Why Palantir Technologies Stock Popped Today
Axe Capital view
Palantir’s Earnings Hype: Worth the Rand Risk?
Palantir expects big growth, but its rich valuation makes me cautious from an SA perspective.
Palantir’s upcoming earnings report has Wall Street abuzz with forecasts of 80% revenue growth and earnings more than doubling. That sounds great until you realize the stock trades at a nosebleed 142 times trailing earnings—quite a stretch by any measure. Despite the growth story, the modest 2.2% price bump after the announcement suggests investors are wary. From a South African angle, this hype doesn’t directly shift JSE giants like Naspers or Prosus, even if they share a tech link. Instead, keep an eye on the rand; USD/ZAR might react if global risk appetite swings suddenly. The key here is free cash flow—if Palantir converts its growth into real, tangible cash, that justifies its premium. Until then, it’s more of a watch-and-wait situation. This might all change if growth disappoints or macro shocks rattle currencies sharply, but for now, caution is king. this is just my opinion and not financial advice
Wait for Palantir’s free cash flow numbers before investing; meanwhile, stay neutral on JSE tech counters and monitor USD/ZAR for volatility cues.
- PLTR
- USD/ZAR
- Palantir missing growth or cash flow estimates
- Rand volatility from global risk shifts
5/10
Palantir Technologies stock gained 2.2% on news that Q2 earnings will be reported on August 3. Wall Street analysts expect 80% year-over-year revenue growth to $1.8 billion and earnings to more than double to $0.35 per share. However, at 142x trailing earnings, the stock remains expensive even with strong growth projections. The author recommends focusing on free cash flow metrics when earnings are announced to determine if the stock is undervalued.

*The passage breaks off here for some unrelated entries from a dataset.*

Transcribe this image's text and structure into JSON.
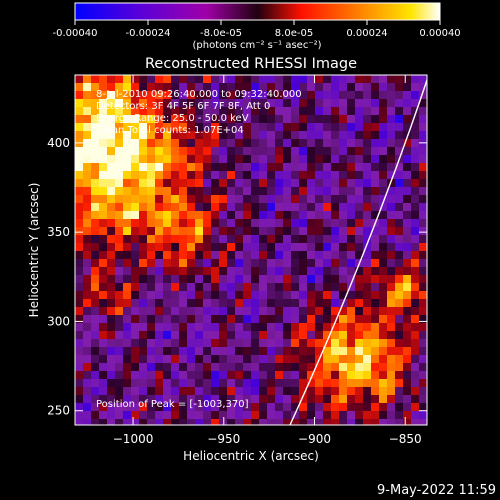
{
  "colorbar": {
    "ticks": [
      "-0.00040",
      "-0.00024",
      "-8.0e-05",
      "8.0e-05",
      "0.00024",
      "0.00040"
    ],
    "units": "(photons cm⁻² s⁻¹ asec⁻²)",
    "range": [
      -0.0004,
      0.0004
    ],
    "colors": [
      "#0000ff",
      "#6a00c8",
      "#b000a0",
      "#ff1a00",
      "#ff8c00",
      "#ffe000",
      "#ffffff"
    ]
  },
  "title": "Reconstructed RHESSI Image",
  "info": {
    "time_range": "8-Jul-2010 09:26:40.000 to 09:32:40.000",
    "detectors": "Detectors: 3F 4F 5F 6F 7F 8F, Att 0",
    "energy_range": "Energy Range: 25.0 - 50.0 keV",
    "clean": "Clean     Total counts: 1.07E+04",
    "peak": "Position of Peak = [-1003,370]"
  },
  "axes": {
    "xlabel": "Heliocentric X (arcsec)",
    "ylabel": "Heliocentric Y (arcsec)",
    "xlim": [
      -1032,
      -838
    ],
    "ylim": [
      242,
      438
    ],
    "xticks": [
      {
        "value": -1000,
        "label": "−1000"
      },
      {
        "value": -950,
        "label": "−950"
      },
      {
        "value": -900,
        "label": "−900"
      },
      {
        "value": -850,
        "label": "−850"
      }
    ],
    "yticks": [
      {
        "value": 250,
        "label": "250"
      },
      {
        "value": 300,
        "label": "300"
      },
      {
        "value": 350,
        "label": "350"
      },
      {
        "value": 400,
        "label": "400"
      }
    ]
  },
  "timestamp": "9-May-2022 11:59"
}
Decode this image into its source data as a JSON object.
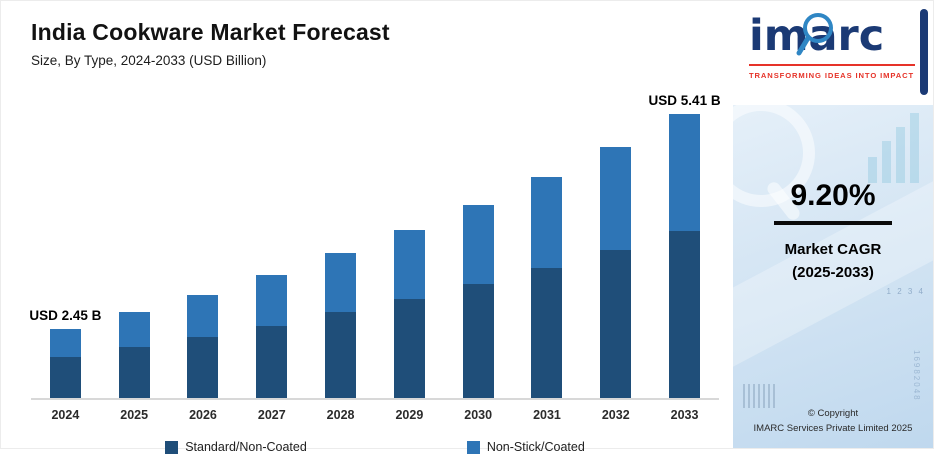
{
  "header": {
    "title": "India Cookware Market Forecast",
    "subtitle": "Size, By Type, 2024-2033 (USD Billion)"
  },
  "chart_data": {
    "type": "bar",
    "stacked": true,
    "title": "India Cookware Market Forecast",
    "subtitle": "Size, By Type, 2024-2033 (USD Billion)",
    "unit": "USD Billion",
    "categories": [
      "2024",
      "2025",
      "2026",
      "2027",
      "2028",
      "2029",
      "2030",
      "2031",
      "2032",
      "2033"
    ],
    "series": [
      {
        "name": "Standard/Non-Coated",
        "color": "#1f4e79",
        "values": [
          1.45,
          1.58,
          1.72,
          1.88,
          2.06,
          2.25,
          2.45,
          2.68,
          2.93,
          3.19
        ]
      },
      {
        "name": "Non-Stick/Coated",
        "color": "#2e75b6",
        "values": [
          1.0,
          1.1,
          1.2,
          1.31,
          1.43,
          1.56,
          1.71,
          1.86,
          2.03,
          2.22
        ]
      }
    ],
    "totals": [
      2.45,
      2.68,
      2.92,
      3.19,
      3.49,
      3.81,
      4.16,
      4.54,
      4.96,
      5.41
    ],
    "point_labels": {
      "2024": "USD 2.45 B",
      "2033": "USD 5.41 B"
    },
    "ylim": [
      1.5,
      5.6
    ],
    "grid": false,
    "legend_position": "bottom"
  },
  "sidebar": {
    "logo_text": "imarc",
    "tagline": "TRANSFORMING IDEAS INTO IMPACT",
    "accent_color": "#1b3a75",
    "tagline_color": "#e63329",
    "cagr": {
      "value": "9.20%",
      "label_line1": "Market CAGR",
      "label_line2": "(2025-2033)"
    },
    "copyright": {
      "line1": "© Copyright",
      "line2": "IMARC Services Private Limited 2025"
    },
    "decor": {
      "digits_row": "1 2 3 4",
      "digits_column": "16982048"
    }
  }
}
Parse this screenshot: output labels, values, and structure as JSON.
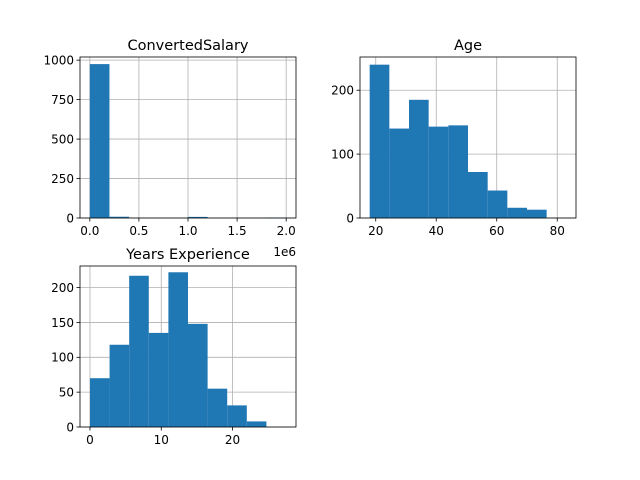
{
  "chart_data": [
    {
      "type": "bar",
      "title": "ConvertedSalary",
      "xlim": [
        -100000,
        2100000
      ],
      "ylim": [
        0,
        1020
      ],
      "xticks": [
        0,
        500000,
        1000000,
        1500000,
        2000000
      ],
      "xtick_labels": [
        "0.0",
        "0.5",
        "1.0",
        "1.5",
        "2.0"
      ],
      "x_offset_label": "1e6",
      "yticks": [
        0,
        250,
        500,
        750,
        1000
      ],
      "ytick_labels": [
        "0",
        "250",
        "500",
        "750",
        "1000"
      ],
      "grid": true,
      "bins": [
        {
          "x0": 0,
          "x1": 200000,
          "count": 975
        },
        {
          "x0": 200000,
          "x1": 400000,
          "count": 8
        },
        {
          "x0": 400000,
          "x1": 600000,
          "count": 0
        },
        {
          "x0": 600000,
          "x1": 800000,
          "count": 0
        },
        {
          "x0": 800000,
          "x1": 1000000,
          "count": 0
        },
        {
          "x0": 1000000,
          "x1": 1200000,
          "count": 7
        },
        {
          "x0": 1200000,
          "x1": 1400000,
          "count": 0
        },
        {
          "x0": 1400000,
          "x1": 1600000,
          "count": 0
        },
        {
          "x0": 1600000,
          "x1": 1800000,
          "count": 0
        },
        {
          "x0": 1800000,
          "x1": 2000000,
          "count": 2
        }
      ]
    },
    {
      "type": "bar",
      "title": "Age",
      "xlim": [
        14.8,
        86.2
      ],
      "ylim": [
        0,
        252
      ],
      "xticks": [
        20,
        40,
        60,
        80
      ],
      "xtick_labels": [
        "20",
        "40",
        "60",
        "80"
      ],
      "yticks": [
        0,
        100,
        200
      ],
      "ytick_labels": [
        "0",
        "100",
        "200"
      ],
      "grid": true,
      "bins": [
        {
          "x0": 18.0,
          "x1": 24.5,
          "count": 240
        },
        {
          "x0": 24.5,
          "x1": 31.0,
          "count": 140
        },
        {
          "x0": 31.0,
          "x1": 37.5,
          "count": 185
        },
        {
          "x0": 37.5,
          "x1": 44.0,
          "count": 143
        },
        {
          "x0": 44.0,
          "x1": 50.5,
          "count": 145
        },
        {
          "x0": 50.5,
          "x1": 57.0,
          "count": 72
        },
        {
          "x0": 57.0,
          "x1": 63.5,
          "count": 43
        },
        {
          "x0": 63.5,
          "x1": 70.0,
          "count": 16
        },
        {
          "x0": 70.0,
          "x1": 76.5,
          "count": 13
        },
        {
          "x0": 76.5,
          "x1": 83.0,
          "count": 0
        }
      ]
    },
    {
      "type": "bar",
      "title": "Years Experience",
      "xlim": [
        -1.4,
        28.9
      ],
      "ylim": [
        0,
        231
      ],
      "xticks": [
        0,
        10,
        20
      ],
      "xtick_labels": [
        "0",
        "10",
        "20"
      ],
      "yticks": [
        0,
        50,
        100,
        150,
        200
      ],
      "ytick_labels": [
        "0",
        "50",
        "100",
        "150",
        "200"
      ],
      "grid": true,
      "bins": [
        {
          "x0": 0.0,
          "x1": 2.75,
          "count": 70
        },
        {
          "x0": 2.75,
          "x1": 5.5,
          "count": 118
        },
        {
          "x0": 5.5,
          "x1": 8.25,
          "count": 217
        },
        {
          "x0": 8.25,
          "x1": 11.0,
          "count": 135
        },
        {
          "x0": 11.0,
          "x1": 13.75,
          "count": 222
        },
        {
          "x0": 13.75,
          "x1": 16.5,
          "count": 148
        },
        {
          "x0": 16.5,
          "x1": 19.25,
          "count": 55
        },
        {
          "x0": 19.25,
          "x1": 22.0,
          "count": 31
        },
        {
          "x0": 22.0,
          "x1": 24.75,
          "count": 8
        },
        {
          "x0": 24.75,
          "x1": 27.5,
          "count": 0
        }
      ]
    }
  ],
  "style": {
    "bar_color": "#1f77b4",
    "grid_color": "#b0b0b0",
    "axis_color": "#000000"
  }
}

This article was originally published by The Motley Fool and has been adapted here for Axe Capital Trading News.
Publisher: The Motley Fool
Author: Rich Smith
Categories: Equities, Earnings
Tickers: PLTR
Sentiment: Neutral - While the company shows strong expected growth metrics (80% revenue growth, doubling earnings), the stock remains significantly overvalued at 142x trailing earnings. The modest 2.2% stock pop from an earnings announcement alone is described as leaving 'something to be desired.' The author suggests waiting for free cash flow data before considering it a buy, indicating cautious optimism rather than conviction.
Keywords: earnings announcement, revenue growth, profit margins, valuation, free cash flow, Q2 earnings, stock price
Insights:
- PLTR: Neutral: While the company shows strong expected growth metrics (80% revenue growth, doubling earnings), the stock remains significantly overvalued at 142x trailing earnings. The modest 2.2% stock pop from an earnings announcement alone is described as leaving 'something to be desired.' The author suggests waiting for free cash flow data before considering it a buy, indicating cautious optimism rather than conviction.